Editor’s Note

More to the Story

I have been carrying around a story, like a stone in my brain, for nearly twenty-five years. It’s a true story; or rather, the events upon which the story could be written actually happened. Maybe that’s why I’ve had such a hard time writing about it—though honestly, I find it difficult to even tell the story. I’ve tried on a number of occasions to recount the long moments as they happened on that cold January night deep in rural Wisconsin, back in 1992: A man held a woman at gunpoint; I unwittingly intervened; he pointed the gun at my head while she escaped, then turned the gun on himself. But there is so much more to a story than its time line. In conversation I can’t quite capture the texture of the road, or the screaming fact of the shotgun barrel. The sound of running in the dark, or the weight of the cold, the sick loneliness of it.

For the first few years I didn’t touch the story. I left it lying there in the back of my mind, let the grass grow around it for a while. In graduate school I tried writing it as a long poem, but it turned into an erasure—I covered dark thoughts, not yet fully formed, with black ink until I had created a kind of secret dossier, disturbing details carefully redacted. Later I tried a short story. More recently I tried a journalistic approach, started an essay. I contacted the officer who interviewed me that night—Deputy Jack Frost, such an improbable name. I wanted to see if the official record matched my memory. But when I heard his voice I lost my nerve. This is either the story I must write, or quite possibly the story I will never finish.

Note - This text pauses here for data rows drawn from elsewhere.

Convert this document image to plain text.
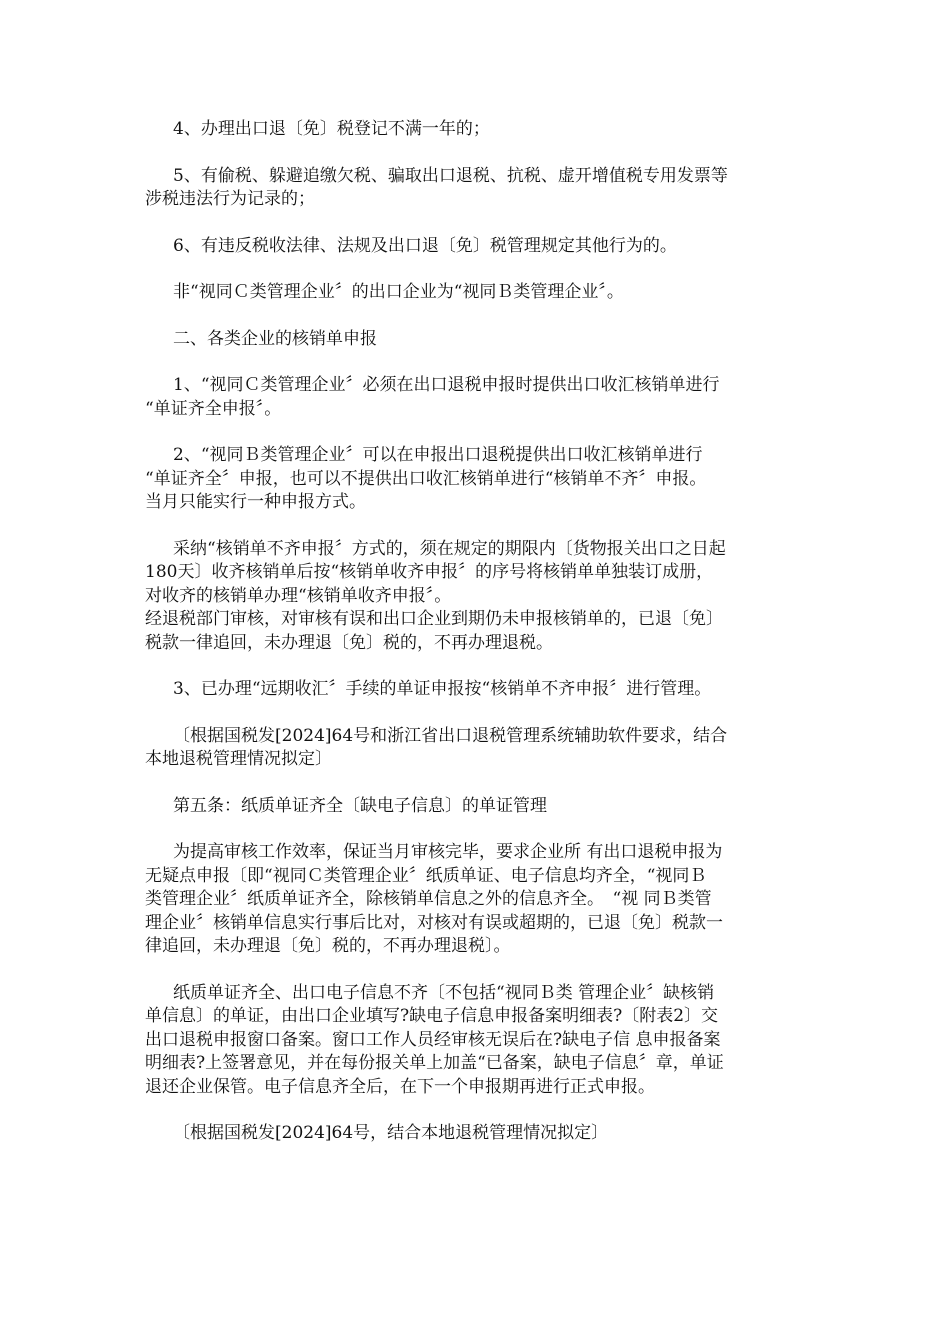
4、办理出口退〔免〕税登记不满一年的；

5、有偷税、躲避追缴欠税、骗取出口退税、抗税、虚开增值税专用发票等
涉税违法行为记录的；

6、有违反税收法律、法规及出口退〔免〕税管理规定其他行为的。

非“视同Ｃ类管理企业〞的出口企业为“视同Ｂ类管理企业〞。

二、各类企业的核销单申报

1、“视同Ｃ类管理企业〞必须在出口退税申报时提供出口收汇核销单进行
“单证齐全申报〞。

2、“视同Ｂ类管理企业〞可以在申报出口退税提供出口收汇核销单进行
“单证齐全〞申报，也可以不提供出口收汇核销单进行“核销单不齐〞申报。
当月只能实行一种申报方式。

采纳“核销单不齐申报〞方式的，须在规定的期限内〔货物报关出口之日起
180天〕收齐核销单后按“核销单收齐申报〞的序号将核销单单独装订成册，
对收齐的核销单办理“核销单收齐申报〞。

经退税部门审核，对审核有误和出口企业到期仍未申报核销单的，已退〔免〕
税款一律追回，未办理退〔免〕税的，不再办理退税。

3、已办理“远期收汇〞手续的单证申报按“核销单不齐申报〞进行管理。

〔根据国税发[2024]64号和浙江省出口退税管理系统辅助软件要求，结合
本地退税管理情况拟定〕

第五条：纸质单证齐全〔缺电子信息〕的单证管理

为提高审核工作效率，保证当月审核完毕，要求企业所 有出口退税申报为
无疑点申报〔即“视同Ｃ类管理企业〞纸质单证、电子信息均齐全，“视同Ｂ
类管理企业〞纸质单证齐全，除核销单信息之外的信息齐全。　“视 同Ｂ类管
理企业〞核销单信息实行事后比对，对核对有误或超期的，已退〔免〕税款一
律追回，未办理退〔免〕税的，不再办理退税〕。

纸质单证齐全、出口电子信息不齐〔不包括“视同Ｂ类 管理企业〞缺核销
单信息〕的单证，由出口企业填写?缺电子信息申报备案明细表?〔附表2〕交
出口退税申报窗口备案。窗口工作人员经审核无误后在?缺电子信 息申报备案
明细表?上签署意见，并在每份报关单上加盖“已备案，缺电子信息〞章，单证
退还企业保管。电子信息齐全后，在下一个申报期再进行正式申报。

〔根据国税发[2024]64号，结合本地退税管理情况拟定〕
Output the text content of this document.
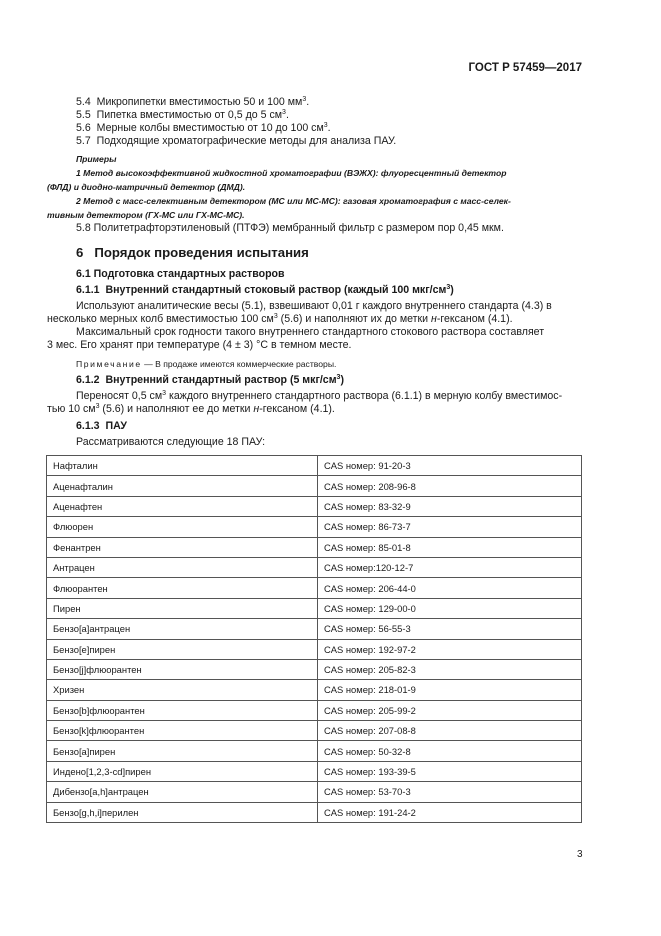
ГОСТ Р 57459—2017
5.4 Микропипетки вместимостью 50 и 100 $мм^3$.
5.5 Пипетка вместимостью от 0,5 до 5 $см^3$.
5.6 Мерные колбы вместимостью от 10 до 100 $см^3$.
5.7 Подходящие хроматографические методы для анализа ПАУ.
Примеры
1 Метод высокоэффективной жидкостной хроматографии (ВЭЖХ): флуоресцентный детектор
(ФЛД) и диодно-матричный детектор (ДМД).
2 Метод с масс-селективным детектором (МС или МС-МС): газовая хроматография с масс-селек-
тивным детектором (ГХ-МС или ГХ-МС-МС).
5.8 Политетрафторэтиленовый (ПТФЭ) мембранный фильтр с размером пор 0,45 мкм.
6 Порядок проведения испытания
6.1 Подготовка стандартных растворов
6.1.1 Внутренний стандартный стоковый раствор (каждый 100 мкг/$см^3$)
Используют аналитические весы (5.1), взвешивают 0,01 г каждого внутреннего стандарта (4.3) в
несколько мерных колб вместимостью 100 $см^3$ (5.6) и наполняют их до метки н-гексаном (4.1).
Максимальный срок годности такого внутреннего стандартного стокового раствора составляет
3 мес. Его хранят при температуре (4 ± 3) °С в темном месте.
Примечание — В продаже имеются коммерческие растворы.
6.1.2 Внутренний стандартный раствор (5 мкг/$см^3$)
Переносят 0,5 $см^3$ каждого внутреннего стандартного раствора (6.1.1) в мерную колбу вместимос-
тью 10 $см^3$ (5.6) и наполняют ее до метки н-гексаном (4.1).
6.1.3 ПАУ
Рассматриваются следующие 18 ПАУ:
Нафталин	CAS номер: 91-20-3
Аценафталин	CAS номер: 208-96-8
Аценафтен	CAS номер: 83-32-9
Флюорен	CAS номер: 86-73-7
Фенантрен	CAS номер: 85-01-8
Антрацен	CAS номер:120-12-7
Флюорантен	CAS номер: 206-44-0
Пирен	CAS номер: 129-00-0
Бензо[а]антрацен	CAS номер: 56-55-3
Бензо[е]пирен	CAS номер: 192-97-2
Бензо[j]флюорантен	CAS номер: 205-82-3
Хризен	CAS номер: 218-01-9
Бензо[b]флюорантен	CAS номер: 205-99-2
Бензо[k]флюорантен	CAS номер: 207-08-8
Бензо[а]пирен	CAS номер: 50-32-8
Индено[1,2,3-cd]пирен	CAS номер: 193-39-5
Дибензо[а,h]антрацен	CAS номер: 53-70-3
Бензо[g,h,i]перилен	CAS номер: 191-24-2
3
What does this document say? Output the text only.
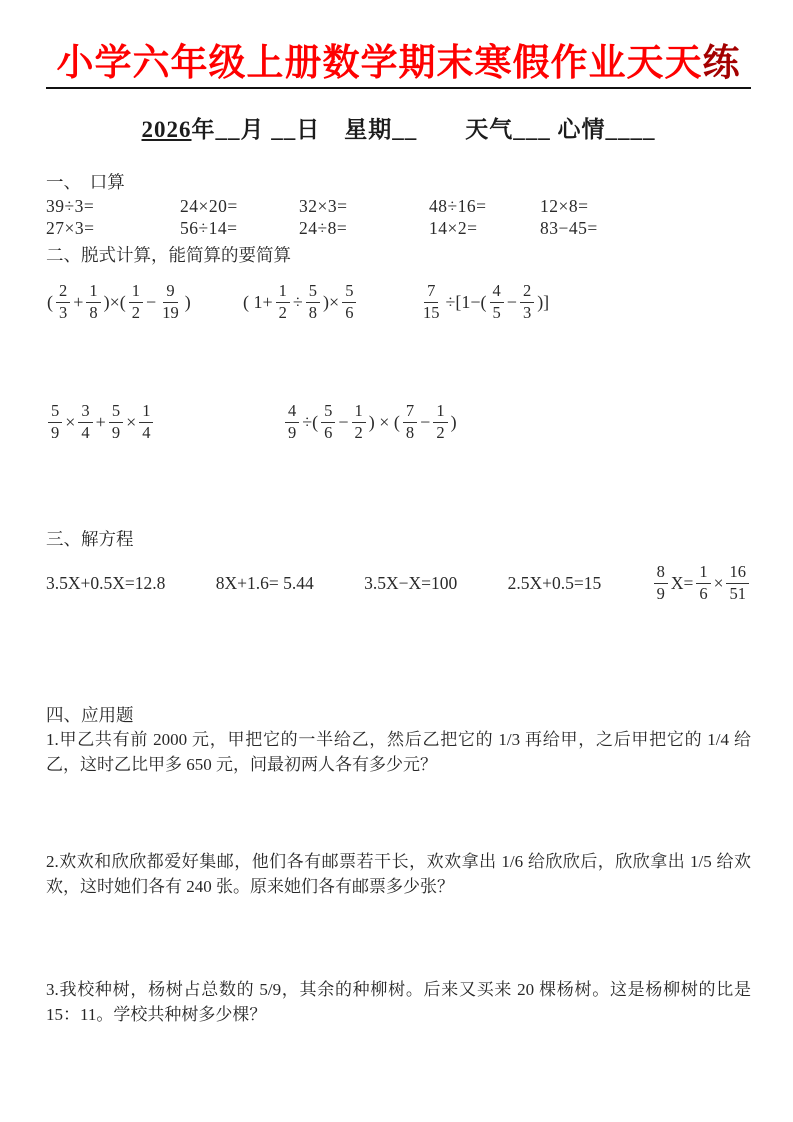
小学六年级上册数学期末寒假作业天天练
2026年__月 __日　星期__　　天气___ 心情____
一、　口算
39÷3=	24×20=	32×3=	48÷16=	12×8=
27×3=	56÷14=	24÷8=	14×2=	83−45=
二、脱式计算，能简算的要简算
( $\frac{2}{3} + \frac{1}{8}$ )×( $\frac{1}{2} - \frac{9}{19}$ )	( $1+ \frac{1}{2} \div \frac{5}{8}$ )× $\frac{5}{6}$	$\frac{7}{15} \div[1-( \frac{4}{5} - \frac{2}{3}$ )]
$\frac{5}{9} \times \frac{3}{4} + \frac{5}{9} \times \frac{1}{4}$	$\frac{4}{9}$ ÷( $\frac{5}{6} - \frac{1}{2}$ ) × ( $\frac{7}{8} - \frac{1}{2}$ )
三、解方程
3.5X+0.5X=12.8	8X+1.6= 5.44	3.5X−X=100	2.5X+0.5=15	$\frac{8}{9} X= \frac{1}{6} \times \frac{16}{51}$
四、应用题

1.甲乙共有前 2000 元，甲把它的一半给乙，然后乙把它的 1/3 再给甲，之后甲把它的 1/4 给乙，这时乙比甲多 650 元，问最初两人各有多少元？

2.欢欢和欣欣都爱好集邮，他们各有邮票若干长，欢欢拿出 1/6 给欣欣后，欣欣拿出 1/5 给欢欢，这时她们各有 240 张。原来她们各有邮票多少张？

3.我校种树，杨树占总数的 5/9，其余的种柳树。后来又买来 20 棵杨树。这是杨柳树的比是 15：11。学校共种树多少棵？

I started thinking about all of this again after editing two articles in this issue that address the difficulty of navigating memories, especially traumatic ones, while reaching for narrative and emotional truth. In “This Is Your Brain on Fear: Trauma and Storytelling” (page 25), J. T. Bushnell mixes the account of a house fire with a crash course in neuroscience and lessons of craft in the fiction of Tim O’Brien, Tobias Wolff, and others. In “The Deepest Place” (40), Adam Haslett tells Kevin Nance that his new novel, Imagine Me Gone, in which the author lays bare his grief for his lost father and brother, is the most autobiographical thing he’s ever written. The story of Haslett’s five-year process of “transmuting his troubled family history into literature” is devastating in its honesty, and his new book is a masterpiece. He and the other writers in this issue have a fearlessness that is contagious. I hope you learn as much from their stories as I did, and that you are so moved to write.